Читать книгу Biodiesel Technology and Applications - Группа авторов - Страница 27

One of the major problems in enzymatic biodiesel production is enzyme inhibition by short chain alcohols such as methanol and ethanol that are used in the reaction. These alcohols’ insolubility in the reaction system denatures the enzyme and hence reduces yield of biodiesel. So, solvent application plays its role in this regard. Organic solvents are used to solubilize these excessive alcohols so that enzyme denaturation can be prevented. Hence, it stabilizes the enzyme. Solubility of oils and alcohols become increased due to presence of organic solvents, this provides the required environment for substrate to interact with enzyme at its active site. Organic solvents also reduce viscosity of the reaction mixture and enhances mass transfer toward the enzyme that leads to improved reaction rate [101].

Organic solvents also eliminate the need of stepwise addition of alcohol. All these things in combination increase production of biodiesel. Organic solvents that are commonly used include tert-butanol, petroleum ether, hexane, and n-heptane [102]. Some other organic solvents that are used are 2-butanol, cyclohexane, isooctane, acetone, 1,4-dioxane, and chloroform. While considering nature of organic solvents, hydrophobic organic solvents are majorly used. Hydrophobicity of the organic solvents helps in accumulating water molecules around enzyme which is important for enzyme structural stability [103]. Polar or hydrophilic solvents work opposite to hydrophobic organic solvents by playing role in distortion of enzymatic structure. But solvent with little polarity can be beneficial to dissolve oil and alcohol. For example, hydrophilic 1,4-dioxane and tert-butanol have produced some good results by producing high enzymatic transesterification yield [104]. Tert-butanol, having moderate polarity, eliminates glycerol and methanol inhibition problem for enzyme because it can dissolve both in itself. This makes the enzyme more stable and active and then ultimately produce better reaction yield [105]. Tertbutanol is the most common solvent that proved its effectiveness in various cases. According to Royon et al. [84], cottonseed oil was transesterified in the presence of Candida antartica lipase.
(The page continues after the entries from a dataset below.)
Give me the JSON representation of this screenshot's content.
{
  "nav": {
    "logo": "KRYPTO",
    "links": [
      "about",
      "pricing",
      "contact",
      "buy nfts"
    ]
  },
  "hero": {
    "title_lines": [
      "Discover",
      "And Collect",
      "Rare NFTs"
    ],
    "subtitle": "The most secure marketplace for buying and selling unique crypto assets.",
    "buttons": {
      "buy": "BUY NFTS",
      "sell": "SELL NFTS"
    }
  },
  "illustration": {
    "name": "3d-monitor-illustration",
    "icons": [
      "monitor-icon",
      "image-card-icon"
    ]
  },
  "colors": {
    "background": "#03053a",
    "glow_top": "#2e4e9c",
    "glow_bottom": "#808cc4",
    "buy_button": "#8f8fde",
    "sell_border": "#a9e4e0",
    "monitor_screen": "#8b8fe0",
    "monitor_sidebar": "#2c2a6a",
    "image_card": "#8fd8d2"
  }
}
Methanol was found to be the cause of enzyme inhibition in the reaction but when tert-butanol was used as solvent, reaction yield goes up to 97% with minimal enzyme inhibition. Similarly, in another research experiment, tert-butanol was tested for its effectiveness when rapeseed oil was used as substrate for biodiesel production. In solvent-free system, methyl ester yield was 10% but after utilizing tert-butanol yield was 75%. But under optimum conditions having Lipozyme TL IM and Novozyme 435 both in the reaction system, biodiesel yield reached 95% and the reaction was so stable that enzymes did not lose their activity even after 200 cycles. Reaction was favored and well supported by tert-butanol [86].
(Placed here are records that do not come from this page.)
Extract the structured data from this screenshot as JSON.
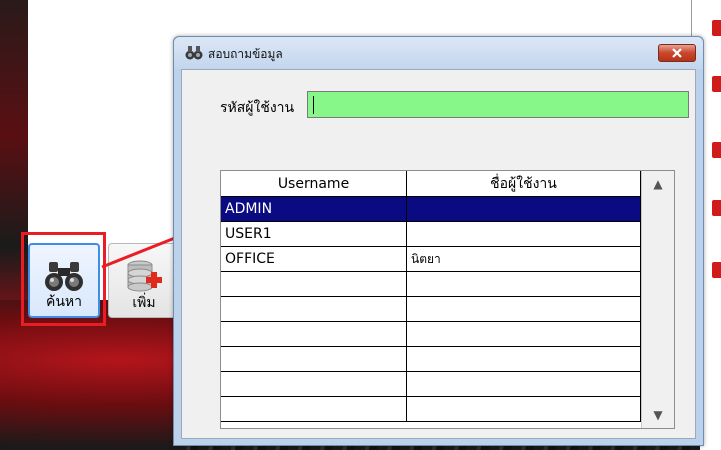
{
  "toolbar": {
    "search_label": "ค้นหา",
    "add_label": "เพิ่ม"
  },
  "dialog": {
    "title": "สอบถามข้อมูล",
    "field_label": "รหัสผู้ใช้งาน",
    "field_value": ""
  },
  "grid": {
    "columns": [
      "Username",
      "ชื่อผู้ใช้งาน"
    ],
    "rows": [
      {
        "username": "ADMIN",
        "name": ""
      },
      {
        "username": "USER1",
        "name": ""
      },
      {
        "username": "OFFICE",
        "name": "นิตยา"
      },
      {
        "username": "",
        "name": ""
      },
      {
        "username": "",
        "name": ""
      },
      {
        "username": "",
        "name": ""
      },
      {
        "username": "",
        "name": ""
      },
      {
        "username": "",
        "name": ""
      },
      {
        "username": "",
        "name": ""
      }
    ],
    "selected_row": 0
  },
  "colors": {
    "field_bg": "#88f78a",
    "selection": "#0a0a82",
    "highlight": "#ea1c24"
  }
}
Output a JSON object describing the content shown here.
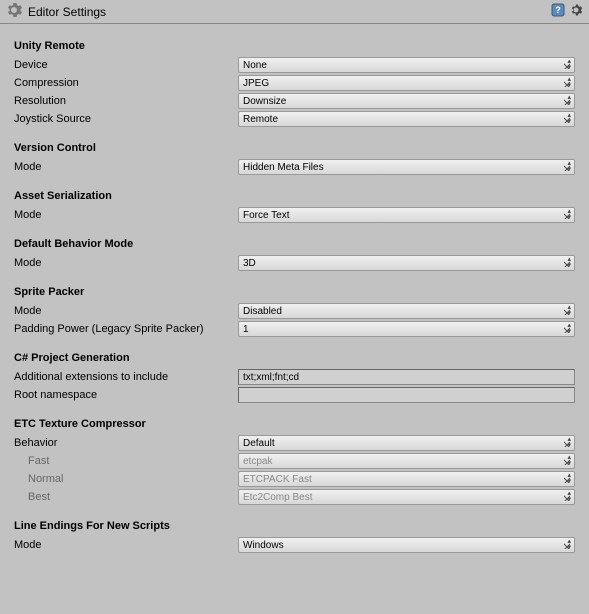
{
  "header": {
    "title": "Editor Settings"
  },
  "sections": {
    "unityRemote": {
      "title": "Unity Remote",
      "device": {
        "label": "Device",
        "value": "None"
      },
      "compression": {
        "label": "Compression",
        "value": "JPEG"
      },
      "resolution": {
        "label": "Resolution",
        "value": "Downsize"
      },
      "joystickSource": {
        "label": "Joystick Source",
        "value": "Remote"
      }
    },
    "versionControl": {
      "title": "Version Control",
      "mode": {
        "label": "Mode",
        "value": "Hidden Meta Files"
      }
    },
    "assetSerialization": {
      "title": "Asset Serialization",
      "mode": {
        "label": "Mode",
        "value": "Force Text"
      }
    },
    "defaultBehaviorMode": {
      "title": "Default Behavior Mode",
      "mode": {
        "label": "Mode",
        "value": "3D"
      }
    },
    "spritePacker": {
      "title": "Sprite Packer",
      "mode": {
        "label": "Mode",
        "value": "Disabled"
      },
      "paddingPower": {
        "label": "Padding Power (Legacy Sprite Packer)",
        "value": "1"
      }
    },
    "csharpProject": {
      "title": "C# Project Generation",
      "additionalExt": {
        "label": "Additional extensions to include",
        "value": "txt;xml;fnt;cd"
      },
      "rootNamespace": {
        "label": "Root namespace",
        "value": ""
      }
    },
    "etcCompressor": {
      "title": "ETC Texture Compressor",
      "behavior": {
        "label": "Behavior",
        "value": "Default"
      },
      "fast": {
        "label": "Fast",
        "value": "etcpak"
      },
      "normal": {
        "label": "Normal",
        "value": "ETCPACK Fast"
      },
      "best": {
        "label": "Best",
        "value": "Etc2Comp Best"
      }
    },
    "lineEndings": {
      "title": "Line Endings For New Scripts",
      "mode": {
        "label": "Mode",
        "value": "Windows"
      }
    }
  }
}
Use of solvents provide many benefits but they also come with some disadvantages such as organic solvents do not completely dissolve glycerol, by-product of the reaction, that causes the enzyme to lose its activity and become unstable. Use of solvents also make the process very costly because there is a need of extra purification step to separate out solvent and product from the reaction mixture. Organic solvents are mostly toxic and highly flammable so there are also environmental and health concerns while using them [11]. In order to tackle problems of conventional organic solvents, researchers have suggested some alternatives. Diesel oil was found to be an interesting alternative but the most recent, beneficial, and popular alternatives are super critical carbon dioxide (SC-CO₂) and ionic liquids (ILs). Researchers have also confirmed the positive effect of using SC-CO₂ and ILs in the enzymatic transesterification [106, 107].